Bolatelli
Cité La Pomme, Marseille
W as war mit Zoë los?
Er hatte sie beobachtet, seitdem er ihr von der Nummer in La Pomme erzählt hatte, im Wagen, mit geschlossenen Augen. Sie war fahrig gewesen, hatte ihn immer wieder unruhig im Rückspiegel angeblickt. Ihm waren auch ihre Knöchel an den Handgelenken aufgefallen, die weiß aussahen, so fest hielt sie das Lenkrad.
Was war mit seinem Mädchen los? War sie nervös? Sie, die schon ganze Räuberhöhlen alleine ausgeräuchert hatte. Und tonnenweise Koks auf einem Motorrad durch die Republik gefahren hatte.
War sie krank? Er war wirklich in Sorge. Oder wollte sie überlaufen, zu den Al-Hamsis? Dann würde er …
Als sie eben im Schatten der Hochhäuser angehalten hatte, war sie allerdings ohne Zögern ausgestiegen und hineingegangen.
Es war keine leichte Aufgabe, wahrscheinlich hatten die Al-Hamsis deutlich mehr Kohle angeboten, damit die beschissenen Wichser künftig für sie dealen würden.
Doch wenn es eine schaffte, die Jungs zu überzeugen, mit guten Worten oder noch besseren Waffen, dann war sie es.
Die alte Zoë jedenfalls.
Er hatte es sich auf dem Rücksitz gemütlich gemacht und las den Figaro, seine Pistole lag neben ihm auf dem Sitz, die Scheiben waren aber so stark verdunkelt, dass es niemandem gelingen würde hineinzusehen.

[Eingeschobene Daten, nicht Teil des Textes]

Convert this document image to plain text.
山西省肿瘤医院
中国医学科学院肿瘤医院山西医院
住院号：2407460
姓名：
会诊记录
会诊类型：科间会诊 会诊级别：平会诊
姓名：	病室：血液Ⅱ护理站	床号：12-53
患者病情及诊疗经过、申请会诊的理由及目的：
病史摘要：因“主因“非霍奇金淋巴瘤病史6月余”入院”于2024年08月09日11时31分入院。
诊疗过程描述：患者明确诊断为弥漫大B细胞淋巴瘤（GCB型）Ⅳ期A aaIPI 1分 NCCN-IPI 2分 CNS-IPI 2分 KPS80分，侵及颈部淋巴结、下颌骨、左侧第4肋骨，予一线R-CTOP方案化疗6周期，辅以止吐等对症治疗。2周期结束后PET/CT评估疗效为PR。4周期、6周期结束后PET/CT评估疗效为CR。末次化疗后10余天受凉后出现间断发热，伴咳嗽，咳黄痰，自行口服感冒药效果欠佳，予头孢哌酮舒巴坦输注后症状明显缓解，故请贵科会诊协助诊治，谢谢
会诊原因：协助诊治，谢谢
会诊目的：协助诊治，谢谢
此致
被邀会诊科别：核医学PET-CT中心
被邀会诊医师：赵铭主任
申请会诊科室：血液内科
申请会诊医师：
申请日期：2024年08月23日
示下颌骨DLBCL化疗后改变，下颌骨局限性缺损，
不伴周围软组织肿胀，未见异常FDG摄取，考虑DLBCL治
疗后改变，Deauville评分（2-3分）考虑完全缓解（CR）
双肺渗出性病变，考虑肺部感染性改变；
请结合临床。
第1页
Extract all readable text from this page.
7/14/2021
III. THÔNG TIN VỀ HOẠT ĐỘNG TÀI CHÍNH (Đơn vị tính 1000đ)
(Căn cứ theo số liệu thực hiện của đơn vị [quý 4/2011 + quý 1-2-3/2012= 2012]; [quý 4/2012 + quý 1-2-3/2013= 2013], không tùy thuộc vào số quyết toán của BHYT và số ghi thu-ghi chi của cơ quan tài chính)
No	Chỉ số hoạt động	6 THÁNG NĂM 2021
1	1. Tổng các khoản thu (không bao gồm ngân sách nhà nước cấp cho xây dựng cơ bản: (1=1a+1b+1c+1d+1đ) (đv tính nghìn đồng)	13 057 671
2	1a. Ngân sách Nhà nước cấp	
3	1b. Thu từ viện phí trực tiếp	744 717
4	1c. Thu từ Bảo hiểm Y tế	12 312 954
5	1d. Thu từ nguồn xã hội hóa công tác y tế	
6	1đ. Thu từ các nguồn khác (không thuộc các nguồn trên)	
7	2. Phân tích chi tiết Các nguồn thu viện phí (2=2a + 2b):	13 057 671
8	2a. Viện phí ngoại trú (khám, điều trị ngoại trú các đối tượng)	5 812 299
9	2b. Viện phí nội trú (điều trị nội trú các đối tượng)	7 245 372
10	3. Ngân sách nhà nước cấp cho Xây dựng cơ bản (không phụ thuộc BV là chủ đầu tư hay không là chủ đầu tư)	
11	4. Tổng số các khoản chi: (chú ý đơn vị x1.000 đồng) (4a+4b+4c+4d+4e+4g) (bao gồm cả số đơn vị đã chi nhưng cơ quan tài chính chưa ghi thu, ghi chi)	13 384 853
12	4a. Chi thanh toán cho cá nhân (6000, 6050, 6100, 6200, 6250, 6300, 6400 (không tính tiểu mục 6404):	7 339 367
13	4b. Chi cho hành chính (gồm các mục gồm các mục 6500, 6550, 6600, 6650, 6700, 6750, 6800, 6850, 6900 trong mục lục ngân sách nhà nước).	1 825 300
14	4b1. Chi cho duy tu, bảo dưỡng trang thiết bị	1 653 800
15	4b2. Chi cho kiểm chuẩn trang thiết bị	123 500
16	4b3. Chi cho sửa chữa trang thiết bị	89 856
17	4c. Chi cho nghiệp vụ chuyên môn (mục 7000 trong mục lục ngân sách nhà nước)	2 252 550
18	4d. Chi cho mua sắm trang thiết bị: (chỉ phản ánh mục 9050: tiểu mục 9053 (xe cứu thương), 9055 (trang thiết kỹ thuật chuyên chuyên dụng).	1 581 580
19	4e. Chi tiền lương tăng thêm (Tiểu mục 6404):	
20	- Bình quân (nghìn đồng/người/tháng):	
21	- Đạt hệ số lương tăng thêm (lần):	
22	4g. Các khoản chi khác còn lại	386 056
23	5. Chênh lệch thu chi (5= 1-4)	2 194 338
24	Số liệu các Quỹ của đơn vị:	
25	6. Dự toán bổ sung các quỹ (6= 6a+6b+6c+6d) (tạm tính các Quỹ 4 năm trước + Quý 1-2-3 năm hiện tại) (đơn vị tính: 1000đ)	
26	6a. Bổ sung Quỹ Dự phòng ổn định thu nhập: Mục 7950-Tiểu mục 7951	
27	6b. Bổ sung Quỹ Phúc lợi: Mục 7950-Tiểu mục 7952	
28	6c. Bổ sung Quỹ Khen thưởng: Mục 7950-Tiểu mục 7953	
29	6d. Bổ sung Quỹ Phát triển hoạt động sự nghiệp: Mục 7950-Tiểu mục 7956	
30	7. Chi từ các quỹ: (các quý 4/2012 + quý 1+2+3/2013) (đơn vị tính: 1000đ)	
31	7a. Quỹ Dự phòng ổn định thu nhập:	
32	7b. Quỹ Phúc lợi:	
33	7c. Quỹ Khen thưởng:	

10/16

Doch bevor er mit dem Wirtschaftsteil fertig war, öffnete sie schon wieder die vordere Tür und stieg ein. Er erschrak kurz.
»Schon wieder hier?«
»Ja«, sagte sie.
»Müssen wir uns beeilen? Kommen gleich die Bullen? Ich hab gar keinen Schuss gehört.«
Sie zuckte die Schultern.
»Gab auch keinen«, sagte sie. »Hier.«
Sie gab ihm ein Blatt Papier, darauf hatte sie mit schöner geschwungener Schrift notiert:
Hiermit bestätige ich, dass meine Gruppe den Verkauf der Produkte exklusiv für Benito Bolatelli oder seine Prokureure übernimmt. Die Dauer dieser Vereinbarung gilt auf fünf Jahre, bei Verletzung gilt eine Vertragsstrafe von 200 000 Euro.
Darunter hatte Sami mit linkischen Buchstaben, aber seinem vollen Namen unterzeichnet.
Er war beeindruckt.
»Wie hast du das geschafft?«, fragte er.
Sie zuckte wieder die Schultern.
»Wohin geht’s als Nächstes?«
»Zum Hafen. Im Containerterminal haben wir auch noch was zu klären.«
Sie schaltete den Wagen an und fuhr los, gleich würde es dunkel werden.
Als sie um die Ecke bogen, vergingen noch einige Sekunden, in denen die Cité ruhig dalag. Doch dann hallte ein einzelner Schuss durch die Straßen, der von den Wänden der Hochhäuser immer wieder zurückgeworfen wurde.